Additionally, we found that students who took at least one political science class were 8% more likely to vote.
Questions
a) Name the variables in this study--there are at least seven variables mentioned in the summary provided above.
b) Is this a correlational study or an experiment? Explain your answer.
c) The authors imply that taking a political science course seems to cause students to be more likely to register to vote and to actually vote. Let's apply the three criteria for causation to this statement. First, do the results support covariance?
d) Second, does the method of the study clearly establish temporal precedence? Why or why not?
e) Finally, the authors used the matching technique to control for several alternative explanations such as race, parental education, family income, gender, as well as whether, before going to college, they had been registered to vote or had voted in elections. Can you think of any additional alternative explanations that they did not control for?
f) In their summary in The Conversation, the authors discuss some of the downsides of their methodology. For example, they write, "We relied on self-reported data, so there is no practical way to confirm that they registered to vote or turned out to vote." This critique is focused on construct validity--specifically, criterion validity. That is, they are admitting that they don't know whether or not a self-report item about voting actually predicts the behavioral criterion of voting. How could you run a pilot study to confirm that people who say they voted in a certain election have actually voted (and vice versa--people who say they did not vote have actually not voted)?
Here's a link to their study , which was published in Educational Researcher (sorry--paywalled).
Suggested answers:
a) The variables include race, parental education, family income, gender, being registered to vote before college, voting before college, and registering to vote during college and voting in college.
b) It's a correlational study--the survey method simply measured all of the variables, and a study where all the variables are measured is correlational.
c) Yes, the results support covariance because students who took a poli sci course were 9% more likely to have registered to vote in college (and 8% more likely to actually vote).
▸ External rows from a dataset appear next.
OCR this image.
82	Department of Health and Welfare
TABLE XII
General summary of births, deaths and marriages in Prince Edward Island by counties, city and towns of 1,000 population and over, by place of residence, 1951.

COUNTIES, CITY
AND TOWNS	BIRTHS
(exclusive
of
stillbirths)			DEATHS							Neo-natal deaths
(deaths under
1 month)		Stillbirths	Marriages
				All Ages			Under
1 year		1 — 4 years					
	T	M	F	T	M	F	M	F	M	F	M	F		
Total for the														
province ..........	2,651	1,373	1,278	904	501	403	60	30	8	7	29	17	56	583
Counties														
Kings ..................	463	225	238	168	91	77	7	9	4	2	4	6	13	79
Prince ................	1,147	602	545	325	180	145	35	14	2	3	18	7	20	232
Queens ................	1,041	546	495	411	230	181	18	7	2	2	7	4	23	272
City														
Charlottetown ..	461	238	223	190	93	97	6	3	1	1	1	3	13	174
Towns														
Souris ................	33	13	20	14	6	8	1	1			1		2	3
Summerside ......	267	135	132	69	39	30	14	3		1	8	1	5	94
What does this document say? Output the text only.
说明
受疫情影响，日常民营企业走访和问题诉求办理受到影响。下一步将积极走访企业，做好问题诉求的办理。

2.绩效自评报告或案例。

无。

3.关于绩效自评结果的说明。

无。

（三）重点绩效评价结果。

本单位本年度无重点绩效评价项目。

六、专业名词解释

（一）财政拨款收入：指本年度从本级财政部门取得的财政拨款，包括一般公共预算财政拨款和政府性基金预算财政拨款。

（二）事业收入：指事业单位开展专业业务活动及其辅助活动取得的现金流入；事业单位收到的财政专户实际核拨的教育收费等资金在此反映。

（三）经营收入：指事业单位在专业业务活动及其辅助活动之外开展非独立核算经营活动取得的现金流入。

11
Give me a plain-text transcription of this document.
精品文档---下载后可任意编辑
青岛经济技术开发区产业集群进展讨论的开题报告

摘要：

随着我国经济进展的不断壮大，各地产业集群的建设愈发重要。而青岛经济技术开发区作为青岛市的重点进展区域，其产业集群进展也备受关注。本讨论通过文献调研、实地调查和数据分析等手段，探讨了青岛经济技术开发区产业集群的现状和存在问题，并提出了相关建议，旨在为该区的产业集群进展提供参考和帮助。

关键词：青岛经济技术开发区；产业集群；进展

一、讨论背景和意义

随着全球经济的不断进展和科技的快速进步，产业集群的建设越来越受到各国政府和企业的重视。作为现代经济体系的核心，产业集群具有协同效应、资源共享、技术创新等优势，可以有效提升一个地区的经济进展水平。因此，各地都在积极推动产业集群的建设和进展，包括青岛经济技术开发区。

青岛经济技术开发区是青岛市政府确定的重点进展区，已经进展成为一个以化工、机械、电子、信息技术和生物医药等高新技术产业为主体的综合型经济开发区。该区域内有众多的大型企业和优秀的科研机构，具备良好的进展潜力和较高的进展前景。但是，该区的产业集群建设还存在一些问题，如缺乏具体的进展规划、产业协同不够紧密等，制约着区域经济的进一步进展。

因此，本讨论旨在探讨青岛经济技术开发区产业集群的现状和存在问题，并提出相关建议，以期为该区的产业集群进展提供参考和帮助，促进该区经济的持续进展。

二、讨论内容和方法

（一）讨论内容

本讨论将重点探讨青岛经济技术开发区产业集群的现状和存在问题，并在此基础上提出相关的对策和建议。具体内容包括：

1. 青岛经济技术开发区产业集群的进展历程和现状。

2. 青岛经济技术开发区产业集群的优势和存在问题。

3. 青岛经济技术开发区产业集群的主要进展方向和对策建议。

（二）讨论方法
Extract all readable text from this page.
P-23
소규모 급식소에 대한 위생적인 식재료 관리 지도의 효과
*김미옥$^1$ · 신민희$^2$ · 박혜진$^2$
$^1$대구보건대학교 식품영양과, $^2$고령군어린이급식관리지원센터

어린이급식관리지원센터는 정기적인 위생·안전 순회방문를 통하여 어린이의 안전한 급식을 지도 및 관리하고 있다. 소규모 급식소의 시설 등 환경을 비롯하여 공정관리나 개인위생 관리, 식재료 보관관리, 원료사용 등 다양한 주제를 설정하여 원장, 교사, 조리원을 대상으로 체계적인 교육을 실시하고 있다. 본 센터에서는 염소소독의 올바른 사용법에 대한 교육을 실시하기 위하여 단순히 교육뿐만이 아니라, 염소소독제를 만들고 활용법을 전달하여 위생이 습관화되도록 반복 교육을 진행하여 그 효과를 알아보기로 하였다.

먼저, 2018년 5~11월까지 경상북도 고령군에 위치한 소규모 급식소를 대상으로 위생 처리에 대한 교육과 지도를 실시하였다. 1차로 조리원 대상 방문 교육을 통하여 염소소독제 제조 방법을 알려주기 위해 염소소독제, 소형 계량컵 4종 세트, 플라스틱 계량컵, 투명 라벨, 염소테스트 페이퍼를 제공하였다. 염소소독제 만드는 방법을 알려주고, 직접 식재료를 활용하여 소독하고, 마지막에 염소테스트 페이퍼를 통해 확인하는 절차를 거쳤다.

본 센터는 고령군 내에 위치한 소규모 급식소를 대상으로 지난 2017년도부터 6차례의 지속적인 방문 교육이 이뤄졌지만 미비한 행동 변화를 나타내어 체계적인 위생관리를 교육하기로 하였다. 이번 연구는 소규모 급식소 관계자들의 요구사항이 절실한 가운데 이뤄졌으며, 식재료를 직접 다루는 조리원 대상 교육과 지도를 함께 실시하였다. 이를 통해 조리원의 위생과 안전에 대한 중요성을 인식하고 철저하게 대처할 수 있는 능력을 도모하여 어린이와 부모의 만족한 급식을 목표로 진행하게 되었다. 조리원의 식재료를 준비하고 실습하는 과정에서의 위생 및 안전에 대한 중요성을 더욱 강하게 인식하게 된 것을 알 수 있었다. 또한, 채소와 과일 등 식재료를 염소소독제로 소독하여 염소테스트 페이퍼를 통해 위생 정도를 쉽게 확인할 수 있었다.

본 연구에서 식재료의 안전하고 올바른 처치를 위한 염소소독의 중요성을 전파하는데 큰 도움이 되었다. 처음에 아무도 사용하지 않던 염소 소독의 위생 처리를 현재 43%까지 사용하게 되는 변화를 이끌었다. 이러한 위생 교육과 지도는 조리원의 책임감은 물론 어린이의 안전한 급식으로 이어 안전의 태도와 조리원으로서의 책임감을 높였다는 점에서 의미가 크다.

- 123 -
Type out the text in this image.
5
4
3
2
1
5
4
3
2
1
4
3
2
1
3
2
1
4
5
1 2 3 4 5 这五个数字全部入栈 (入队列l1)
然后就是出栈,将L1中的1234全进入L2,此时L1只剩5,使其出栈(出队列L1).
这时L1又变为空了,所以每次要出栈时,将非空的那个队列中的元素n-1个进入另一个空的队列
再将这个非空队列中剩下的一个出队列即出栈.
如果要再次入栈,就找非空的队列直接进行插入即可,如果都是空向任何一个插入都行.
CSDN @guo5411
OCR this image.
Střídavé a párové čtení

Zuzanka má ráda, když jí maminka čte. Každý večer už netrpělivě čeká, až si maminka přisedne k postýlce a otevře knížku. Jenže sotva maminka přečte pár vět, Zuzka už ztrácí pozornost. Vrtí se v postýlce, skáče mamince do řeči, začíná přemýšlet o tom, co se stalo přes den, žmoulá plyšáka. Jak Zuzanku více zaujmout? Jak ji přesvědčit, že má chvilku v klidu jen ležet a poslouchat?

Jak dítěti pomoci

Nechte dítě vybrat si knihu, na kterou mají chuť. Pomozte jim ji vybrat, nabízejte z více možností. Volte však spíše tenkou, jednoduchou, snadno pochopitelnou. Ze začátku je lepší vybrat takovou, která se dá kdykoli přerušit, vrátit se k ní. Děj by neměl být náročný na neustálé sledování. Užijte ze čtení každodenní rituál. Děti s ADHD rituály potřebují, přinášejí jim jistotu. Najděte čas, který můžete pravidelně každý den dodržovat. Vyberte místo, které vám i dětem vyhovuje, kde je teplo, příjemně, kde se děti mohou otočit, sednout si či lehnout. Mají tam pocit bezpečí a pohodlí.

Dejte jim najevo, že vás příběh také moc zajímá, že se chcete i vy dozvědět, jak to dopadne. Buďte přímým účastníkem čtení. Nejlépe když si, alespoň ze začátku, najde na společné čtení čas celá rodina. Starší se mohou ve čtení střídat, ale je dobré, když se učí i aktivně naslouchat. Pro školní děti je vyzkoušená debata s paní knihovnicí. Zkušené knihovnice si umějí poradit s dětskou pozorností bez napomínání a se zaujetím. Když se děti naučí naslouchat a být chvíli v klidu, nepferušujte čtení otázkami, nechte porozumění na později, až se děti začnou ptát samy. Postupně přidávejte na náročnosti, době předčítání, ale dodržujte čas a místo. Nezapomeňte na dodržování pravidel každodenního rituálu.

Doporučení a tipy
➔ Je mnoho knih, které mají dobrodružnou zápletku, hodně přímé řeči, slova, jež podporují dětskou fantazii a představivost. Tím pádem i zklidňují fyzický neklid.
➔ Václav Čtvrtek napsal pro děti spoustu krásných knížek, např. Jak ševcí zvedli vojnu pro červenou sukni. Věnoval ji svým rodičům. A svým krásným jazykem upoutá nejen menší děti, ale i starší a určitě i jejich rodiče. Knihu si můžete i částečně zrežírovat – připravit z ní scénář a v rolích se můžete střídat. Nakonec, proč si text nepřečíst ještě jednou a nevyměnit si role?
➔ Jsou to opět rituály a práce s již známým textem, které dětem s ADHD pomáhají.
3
d) In my opinion, temporal precedence is not established here--students reported on whether they took a poli sci course at the same time they reported on whether they had registered to vote in college. It's not clear from this whether the course came first in time, before the voting behavior.
e) The authors did control for several likely explanations, including baseline interest in voting--and that is good. Another variable they might consider could be local political climate--perhaps some community colleges are more politically active than others. Students who attend more politically active CCs could be more likely to start to vote, and also be more likely to take a poli sci course.
f) You could recruit a sample of people and ask them if they voted in the last election. Then, you can use publicly available voting records to confirm whether or not the actually voted. You should see a strong association: People who say they voted, should have actually voted, and people who say they did not vote, should have actually not voted.